I look at the how you should select individual stocks if you want to do that. And I can give you a simple example, for example to illustrate my way of thinking. The winner of the US tennis open last year got prize money of $3 million. The winner of us open in 1985 got $250,000.
So 12 times less. And the value of the money didn't go down 12 times, but there's certainly some more commercialization of sport involved, certainly we can say that. The human factor, the skills, the ability, the performance, kept the real value over time. And I think it's a simplistic example, but I think it actually holds in real life and in business as well.
So I think if you're worried about inflation, you should among other things look for businesses where the contribution of the human factor is very high, relative to other things, because the value of the human factor is not eroded by depreciating currency. So I'm trying to explain that. And then try to point out certain businesses or industries where you can find companies that fit this.
So maybe mining companies or commodity companies might not be a good areas?
They might not, because there's always a human factor in both, but it's smaller.

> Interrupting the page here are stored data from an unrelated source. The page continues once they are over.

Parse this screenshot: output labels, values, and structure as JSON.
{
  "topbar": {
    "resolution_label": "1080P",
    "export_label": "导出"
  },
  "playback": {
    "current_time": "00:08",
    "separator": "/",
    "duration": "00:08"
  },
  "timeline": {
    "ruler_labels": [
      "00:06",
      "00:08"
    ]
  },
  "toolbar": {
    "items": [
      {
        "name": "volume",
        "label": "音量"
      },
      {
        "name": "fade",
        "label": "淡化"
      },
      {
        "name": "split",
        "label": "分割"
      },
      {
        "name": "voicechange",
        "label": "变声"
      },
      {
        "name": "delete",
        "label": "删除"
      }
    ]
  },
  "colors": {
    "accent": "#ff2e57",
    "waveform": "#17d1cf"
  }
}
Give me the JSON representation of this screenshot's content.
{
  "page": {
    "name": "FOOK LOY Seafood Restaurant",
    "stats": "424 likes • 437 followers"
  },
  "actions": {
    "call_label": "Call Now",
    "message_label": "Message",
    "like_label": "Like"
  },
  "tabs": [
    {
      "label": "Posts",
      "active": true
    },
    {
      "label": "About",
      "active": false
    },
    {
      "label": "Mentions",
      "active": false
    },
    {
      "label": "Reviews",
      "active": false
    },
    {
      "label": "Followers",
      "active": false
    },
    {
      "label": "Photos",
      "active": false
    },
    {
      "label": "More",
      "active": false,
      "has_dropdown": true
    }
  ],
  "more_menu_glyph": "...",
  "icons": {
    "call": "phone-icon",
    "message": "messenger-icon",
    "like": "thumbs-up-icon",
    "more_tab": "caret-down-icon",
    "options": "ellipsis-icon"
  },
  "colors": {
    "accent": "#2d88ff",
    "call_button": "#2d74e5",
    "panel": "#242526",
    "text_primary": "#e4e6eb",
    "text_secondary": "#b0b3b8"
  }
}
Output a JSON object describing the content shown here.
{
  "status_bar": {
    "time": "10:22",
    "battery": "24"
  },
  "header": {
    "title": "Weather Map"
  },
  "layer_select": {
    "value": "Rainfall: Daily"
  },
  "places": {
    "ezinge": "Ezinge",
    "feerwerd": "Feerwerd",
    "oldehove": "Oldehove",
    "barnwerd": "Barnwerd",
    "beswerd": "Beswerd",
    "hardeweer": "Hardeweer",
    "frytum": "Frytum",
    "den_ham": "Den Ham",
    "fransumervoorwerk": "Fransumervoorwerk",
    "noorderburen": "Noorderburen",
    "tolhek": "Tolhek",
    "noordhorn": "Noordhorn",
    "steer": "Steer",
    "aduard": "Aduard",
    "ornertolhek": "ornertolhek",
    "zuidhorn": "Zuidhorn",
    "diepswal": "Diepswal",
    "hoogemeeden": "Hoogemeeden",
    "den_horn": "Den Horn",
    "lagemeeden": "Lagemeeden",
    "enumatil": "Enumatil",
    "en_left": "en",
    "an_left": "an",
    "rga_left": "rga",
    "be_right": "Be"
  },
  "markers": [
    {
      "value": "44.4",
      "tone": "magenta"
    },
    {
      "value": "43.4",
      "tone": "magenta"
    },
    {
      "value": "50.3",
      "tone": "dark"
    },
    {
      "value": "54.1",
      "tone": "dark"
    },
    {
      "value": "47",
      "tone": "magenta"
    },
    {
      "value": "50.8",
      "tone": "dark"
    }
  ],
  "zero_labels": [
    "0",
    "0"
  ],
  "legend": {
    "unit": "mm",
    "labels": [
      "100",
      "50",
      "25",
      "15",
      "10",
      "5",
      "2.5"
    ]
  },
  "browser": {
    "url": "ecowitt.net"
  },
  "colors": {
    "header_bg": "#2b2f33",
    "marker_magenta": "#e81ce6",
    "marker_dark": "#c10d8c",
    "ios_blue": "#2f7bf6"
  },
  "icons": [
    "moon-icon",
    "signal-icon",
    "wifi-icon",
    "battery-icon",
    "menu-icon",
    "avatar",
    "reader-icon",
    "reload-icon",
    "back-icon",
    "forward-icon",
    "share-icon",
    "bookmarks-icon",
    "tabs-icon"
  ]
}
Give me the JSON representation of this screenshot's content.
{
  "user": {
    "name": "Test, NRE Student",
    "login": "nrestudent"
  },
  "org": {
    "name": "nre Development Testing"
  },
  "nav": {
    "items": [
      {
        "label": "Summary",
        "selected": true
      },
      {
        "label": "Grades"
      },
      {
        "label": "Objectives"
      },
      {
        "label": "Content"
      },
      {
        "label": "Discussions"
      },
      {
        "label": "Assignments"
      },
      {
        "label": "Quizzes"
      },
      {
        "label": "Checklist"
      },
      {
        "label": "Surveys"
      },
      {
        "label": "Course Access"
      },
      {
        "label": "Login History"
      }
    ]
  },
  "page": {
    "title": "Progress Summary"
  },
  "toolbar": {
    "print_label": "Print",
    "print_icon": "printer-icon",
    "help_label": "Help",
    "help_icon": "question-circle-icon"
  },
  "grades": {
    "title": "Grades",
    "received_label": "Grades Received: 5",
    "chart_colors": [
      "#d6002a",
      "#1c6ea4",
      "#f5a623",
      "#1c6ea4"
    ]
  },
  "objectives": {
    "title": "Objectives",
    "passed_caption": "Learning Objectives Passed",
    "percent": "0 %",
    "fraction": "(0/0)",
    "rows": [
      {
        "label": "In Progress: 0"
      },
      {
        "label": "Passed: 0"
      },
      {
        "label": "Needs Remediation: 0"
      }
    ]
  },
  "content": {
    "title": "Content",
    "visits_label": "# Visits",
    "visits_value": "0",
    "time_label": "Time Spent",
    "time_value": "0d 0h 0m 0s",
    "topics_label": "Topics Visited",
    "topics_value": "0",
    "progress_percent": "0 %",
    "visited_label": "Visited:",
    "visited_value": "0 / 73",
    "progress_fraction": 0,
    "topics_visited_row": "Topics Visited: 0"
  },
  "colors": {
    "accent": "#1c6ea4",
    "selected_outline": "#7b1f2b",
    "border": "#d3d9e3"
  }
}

The good example would be perhaps some financial services company like a Moody's or S&P Global where the human factor importance is very high. Or Burford Capital, the litigation finance company where basically all of the value is created by the human factor. So, you know, things like that.
Yeah, I liked that the human factor because even in investing with the selection of funds and it is the human factor because the algos are doing all the work and it's very, very hard to understand what is going on, unless you have a human being explained it to you. So when do you think the book will come out? When will it be published?
Second quarter, second quarter of this year. So it's pretty much written. So when we're going through this editing phase and graphics and stuff like that?
Thank you so much, Daniel, and I'm very jealous that you are off in the mountains. And I'm stuck at home, but that’s okay. I'll forgive you for now.
Thank you. Thank you very much. And thank you for your invitation.